Je suis un « socedème »
Je suis un « socedème » et apparemment ça fait bien rire.
En tout cas l’autre soir, un ami et moi avons (après le rugby) décidé de se retrouver dans un bar, « Place du marché » comme on l’appelle à Poitiers. Demis commandés, table trouvée, un jeune homme, épris de boisson vint nous voir en s’esclaffant par un « Tiens, salut le socedème ! » Tout d’abord emmerdé par le bièreux, je rétorque quelques insipiditées afin de pouvoir l’éconduire.
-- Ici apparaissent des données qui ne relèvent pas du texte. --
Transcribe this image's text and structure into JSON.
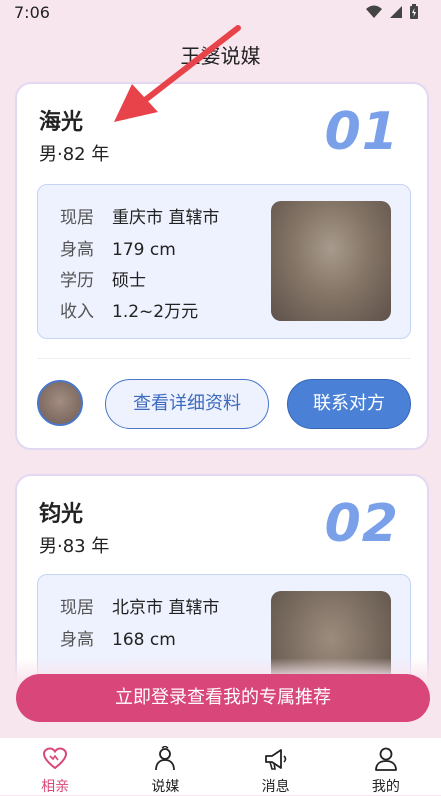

La première question de mon ami (et probablement la vôtre) fut de définir ce nouveau terme. J’expliquai mon passé politique, et les fréquentes discussions eues avec le fâcheux d’alors, que le houblon n’avait manifestement pas effacées de sa mémoire. Un socedème, entamai-je, c’est le diminutif peu affectif pour social-démocrate, euphémisme certain pour le « social traître » d’antan, prononcée au moins une fois lors du baptême de tout bon Jicéhère. « Un Jicéhère, qu’est-ce-c’est ? » Un jeune communiste révolutionnaire, une sorte de situationniste embrigadé. « Un situationniste ? Oh putain faut que j’lire ! » fit-il pour clore le sujet qui ne le passionnait visiblement pas. Tout se passait bien, il faisait frais ce soir-là, et mon ami, sortant d’une soirée, s’en alla, me laissant seul sur le pavé, face à mon café (j’avais de la route...).
C’est alors que tout changea. Ma politesse de tout à l’heure n’avait pas dû suffire à mon invectiveur, et profitant d’une pause entre deux gorgées de café chaud, il me fit signe pour me présenter à ses « amis ». Sans me presser la nénette, j’approchai, et à mes oreilles résonnèrent de nouveaux les petites sympathies du début de l’article. Nous étions alors embarqués pour une longue discussion politique. Bien que passionné par ce sujet, je ne me voyais pas vraiment répondre à de jeunes étudiants prenant leurs idées très aux sérieux. Donc j’escouta.
Et vas-y que j’essaie de te convaincre, que la gauche « c’était mieux avant », que Ségo elle est nulle, que les mammouths du PS devraient tous se barrer chez Bayrou, etc., etc.
Convaincre. Cela faisait longtemps que je n’avais pas essayé, trouvant l’idée futile, surtout à 1 h du matin, et encore plus, un public visiblement incapable d’écouter autre chose que sa personne. Il m’a fallu attendre longtemps avant de pouvoir parler à mon tour. Preuve certaine de la rancoeur du militant en face de moi, il m’assénait les écoutilles avec un « il faut que le PS change ». (A la rédaction de l’article, je suis tenté de remplacer rancoeur par jalousie, mais rancoeur est peut-être moins vexant pour eux.)
Mes réponses furent disparates, tronquées, interrompues par sa diahrrée incohérente et revancharde. Il parlait comme ce prof de math, dans Le Péril jeune, disait « le jeune » quand il parlait de la jeunesse. Savait mieux parler que moi de la gauche, de Bourdieu, et que la pire des choses qu’il avait faites dans sa vie, c’était de vôter Ségolène au deuxième tour (à ce moment, un silence, ou un rot je ne sais plus, me permit de placer un « Ah car tu n’as pas voté Chirac en 2002 ? » qui fit son plus bel effet). Malgré tout, ou rien, il était visiblement satisfait d’avoir su trouver la voie, en militant.
A l’instant, je viens de lire dans le blog d’Hémiprésente que j’étais « engagé ». Je préfère être engagé, et ouvrir ma voix, que militant, et perdre la tête, en la trouvant.